What is Hyperspectral Imaging?
Hyperspectral imaging or spectral imaging, collects and processes information from across the electromagnetic spectrum. The human eye sees visible light in three bands (red, green, and blue), with spectral imaging it is possible to look into many more bands. This technique enables its user to identify spectral features that are not visible for common cameras or the human eye. Those features usually are directly related to the optical properties of the analysed materials.
Due to the fact that each material has a different spectral signature such data has the potential not only to separate specific materials from others, but also allowing it to make qualitative statements on the analysed object.

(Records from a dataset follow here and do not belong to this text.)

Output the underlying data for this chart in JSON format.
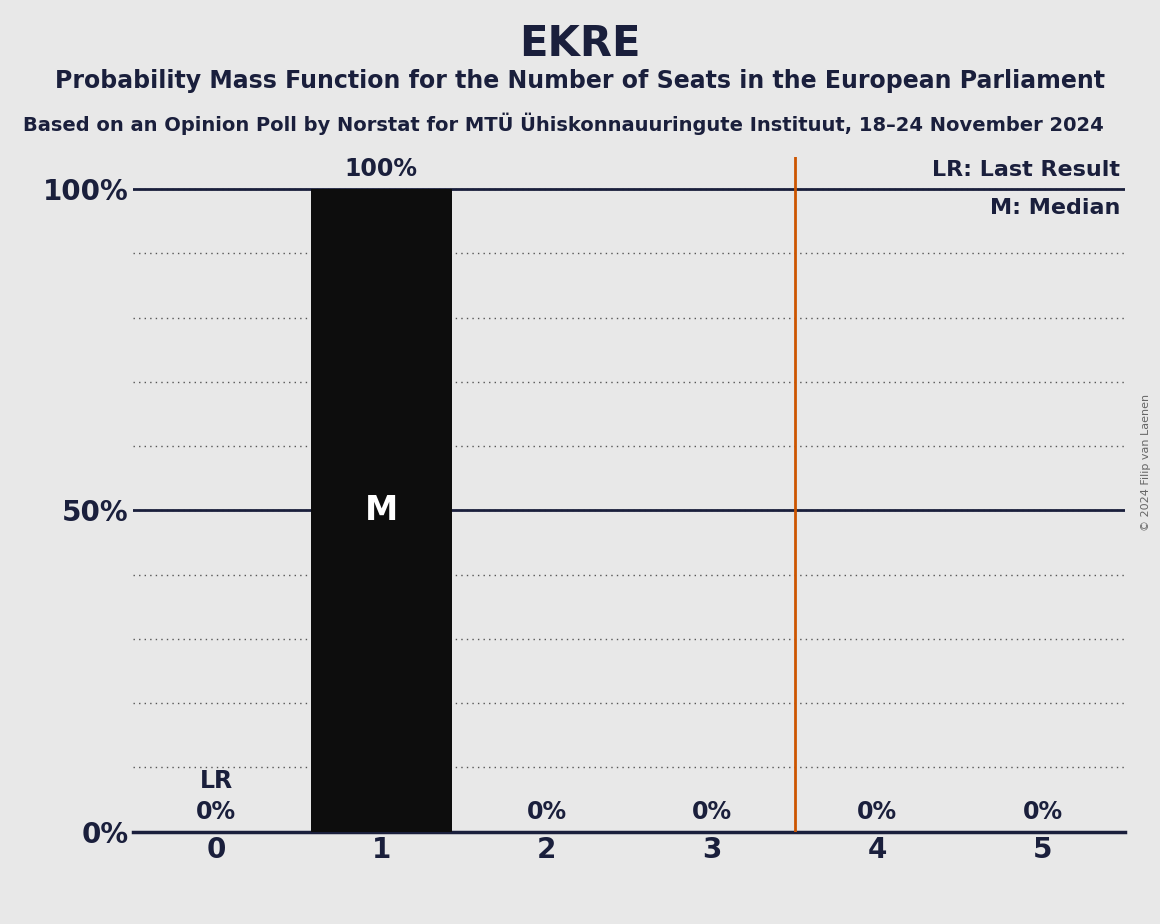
{
  "title": "EKRE",
  "subtitle1": "Probability Mass Function for the Number of Seats in the European Parliament",
  "subtitle2": "Based on an Opinion Poll by Norstat for MTÜ Ühiskonnauuringute Instituut, 18–24 November 2024",
  "copyright": "© 2024 Filip van Laenen",
  "seats": [
    0,
    1,
    2,
    3,
    4,
    5
  ],
  "probabilities": [
    0.0,
    1.0,
    0.0,
    0.0,
    0.0,
    0.0
  ],
  "bar_color": "#0d0d0d",
  "median": 1,
  "last_result": 3.5,
  "lr_label": "LR: Last Result",
  "median_label": "M: Median",
  "median_text_color": "#ffffff",
  "lr_line_color": "#cc5500",
  "background_color": "#e8e8e8",
  "title_fontsize": 30,
  "subtitle1_fontsize": 17,
  "subtitle2_fontsize": 14,
  "axis_tick_fontsize": 20,
  "bar_label_fontsize": 17,
  "legend_fontsize": 16,
  "text_color": "#1a1f3c",
  "grid_color": "#555555",
  "ylim": [
    0,
    1.05
  ],
  "xlim": [
    -0.5,
    5.5
  ]
}
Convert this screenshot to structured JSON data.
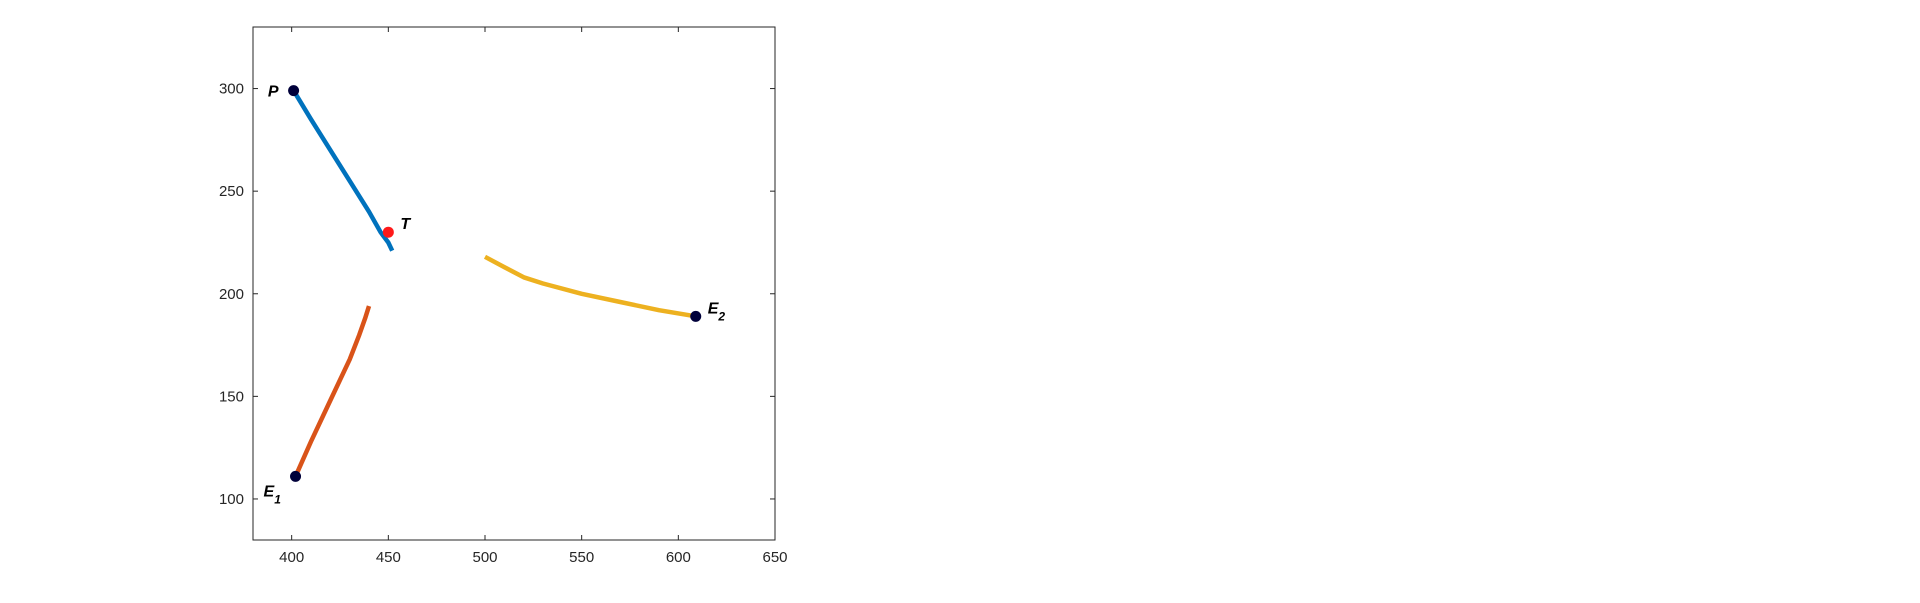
{
  "chart_data": {
    "type": "line",
    "title": "",
    "xlabel": "",
    "ylabel": "",
    "xlim": [
      380,
      650
    ],
    "ylim": [
      80,
      330
    ],
    "xticks": [
      400,
      450,
      500,
      550,
      600,
      650
    ],
    "yticks": [
      100,
      150,
      200,
      250,
      300
    ],
    "grid": false,
    "series": [
      {
        "color": "#0072BD",
        "x": [
          401,
          410,
          420,
          430,
          440,
          446,
          450,
          452
        ],
        "y": [
          299,
          285,
          270,
          255,
          240,
          230,
          225,
          221
        ]
      },
      {
        "color": "#D95319",
        "x": [
          402,
          410,
          420,
          430,
          435,
          438,
          440
        ],
        "y": [
          111,
          128,
          148,
          168,
          180,
          188,
          194
        ]
      },
      {
        "color": "#EDB120",
        "x": [
          500,
          510,
          520,
          530,
          550,
          570,
          590,
          609
        ],
        "y": [
          218,
          213,
          208,
          205,
          200,
          196,
          192,
          189
        ]
      }
    ],
    "points": [
      {
        "label": "P",
        "sub": "",
        "x": 401,
        "y": 299,
        "color": "#00003a",
        "label_pos": "left"
      },
      {
        "label": "T",
        "sub": "",
        "x": 450,
        "y": 230,
        "color": "#ff1a1a",
        "label_pos": "right"
      },
      {
        "label": "E",
        "sub": "1",
        "x": 402,
        "y": 111,
        "color": "#00003a",
        "label_pos": "below-left"
      },
      {
        "label": "E",
        "sub": "2",
        "x": 609,
        "y": 189,
        "color": "#00003a",
        "label_pos": "right"
      }
    ]
  }
}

Hyperspectral sensors look at objects using a vast portion of the electromagnetic spectrum. Certain objects leave unique ‚fingerprints‘ across the electromagnetic spectrum. These ‚fingerprints‘ are known as spectral signatures and enable identification of the materials that make up a scanned object.
Hyperspectral data cube
Hyperspectral cubes are generated by hyperspectral imaging sensors. Hyperspectral sensors collect information as a set of ‚images‘. Each image represents a range of the electromagnetic spectrum and is also known as a spectral band. These ‚images‘ are then combined and form a three-dimensional hyperspectral data cube for processing and analysis.
Multispectral vs. Hyperspectral
Depending on the number of spectral bands and wavelengths measured, an image is classified as a multispectral image when only a small number of bands are measured and these bands usually are relatively broad. An image is classified as hyperspectral when a complete wavelength region, i.e., the whole spectrum, is measured for each spatial point. For example, an RGB image from a typical digital camera is a type of multispectral image that uses the light intensity at three specific wavelengths: red, green, and blue, to create an image in the visible region.